Microkinetic simulation and fitting of the temperature programmed reaction of methanol on CeO2(111): H2 and H2O+V production

The kinetics and mechanism for temperature programmed reaction following adsorption of an adsorbate can be better understood by simulation and fitting with comparison to experiment. A case study is presented here for the chemistry of adsorption of methanol on a CeO2(111) surface followed by heating. The gas products observed are CH3OH, CH2O, H-2, H2O, CO, CO2. At low temperatures (<500 K), there is formation of H-2 and H2O, where the H2O formation is accompanied by lattice oxygen vacancy (V) formation and is thus important in determining the selectivity towards different products. Microkinetic modeling was performed using a recently published method for fitting to gain mechanistic knowledge of the H-2 and H2O+V formation at <500 K. In the kinetic models used here, most of the H-2 and H2O+V formation can be explained by a mechanism in which a metastable state of hydrogen on the surface (H*) acts as an intermediate.

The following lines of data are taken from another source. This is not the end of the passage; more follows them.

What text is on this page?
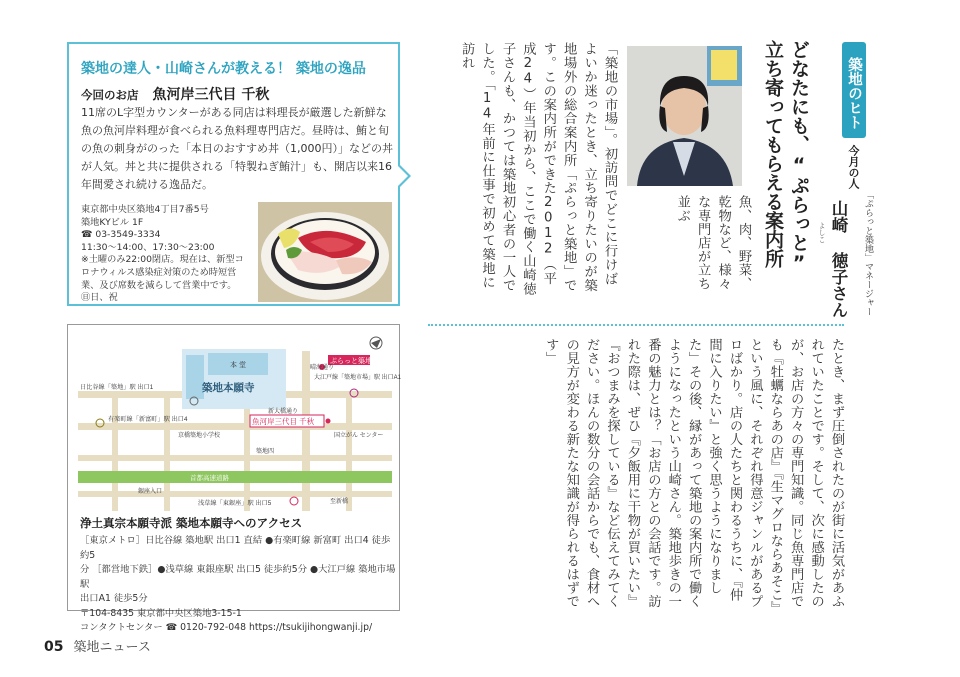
築地の達人・山崎さんが教える！ 築地の逸品
今回のお店 魚河岸三代目 千秋
11席のL字型カウンターがある同店は料理長が厳選した新鮮な魚の魚河岸料理が食べられる魚料理専門店だ。昼時は、鮪と旬の魚の刺身がのった「本日のおすすめ丼（1,000円）」などの丼が人気。丼と共に提供される「特製ねぎ鮪汁」も、開店以来16年間愛され続ける逸品だ。
東京都中央区築地4丁目7番5号
築地KYビル 1F
☎ 03-3549-3334
11:30～14:00、17:30～23:00
※土曜のみ22:00閉店。現在は、新型コ
ロナウィルス感染症対策のため時短営
業、及び席数を減らして営業中です。
㊐日、祝
魚河岸三代目 千秋
ぷらっと築地
築地本願寺
本 堂
日比谷線「築地」駅 出口1
有楽町線「新富町」駅 出口4
大江戸線「築地市場」駅 出口A1
浅草線「東銀座」駅 出口5
新大橋通り
京橋築地小学校	国立がん センター
首都高速道路
銀座入口
築地四
至新橋
晴海通り
浄土真宗本願寺派 築地本願寺へのアクセス
［東京メトロ］日比谷線 築地駅 出口1 直結 ●有楽町線 新富町 出口4 徒歩約5
分 ［都営地下鉄］●浅草線 東銀座駅 出口5 徒歩約5分 ●大江戸線 築地市場駅
出口A1 徒歩5分
〒104-8435 東京都中央区築地3-15-1
コンタクトセンター ☎ 0120-792-048 https://tsukijihongwanji.jp/
築地のヒト
今月の人
「ぷらっと築地」マネージャー
山崎 徳子さん
よしこ
どなたにも、“ぷらっと”
立ち寄ってもらえる案内所
魚、肉、野菜、乾物など、様々な専門店が立ち並ぶ
「築地の市場」。初訪問でどこに行けばよいか迷ったとき、立ち寄りたいのが築地場外の総合案内所「ぷらっと築地」です。この案内所ができた2012（平成24）年当初から、ここで働く山崎徳子さんも、かつては築地初心者の一人でした。「14年前に仕事で初めて築地に訪れ
たとき、まず圧倒されたのが街に活気があふれていたことです。そして、次に感動したのが、お店の方々の専門知識。同じ魚専門店でも『牡蠣ならあの店』『生マグロならあそこ』という風に、それぞれ得意ジャンルがあるプロばかり。店の人たちと関わるうちに、『仲間に入りたい』と強く思うようになりました」その後、縁があって築地の案内所で働くようになったという山崎さん。築地歩きの一番の魅力とは？「お店の方との会話です。訪れた際は、ぜひ『夕飯用に干物が買いたい』『おつまみを探している』など伝えてみてください。ほんの数分の会話からでも、食材への見方が変わる新たな知識が得られるはずです」
05 築地ニュース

Two possibilities were investigated for the source of the metastable H* intermediate: H* from CH bond breaking of methoxies, or promotion of H+ to H* via electron transfer from ionic methoxies absorbed in oxygen vacancies (CH3O-/V). From this study, we consider the latter to be more likely at <500 K. For the H2O formation, it was found to be critical that H2O cannot dissociate directly on oxygen vacancies. Catalytic chemistry was observed in simulations, including catalytic formation of oxygen vacancies. Various features of the experimental results were reproduced, including methoxies being the major carbon containing species on the surface at <500 K.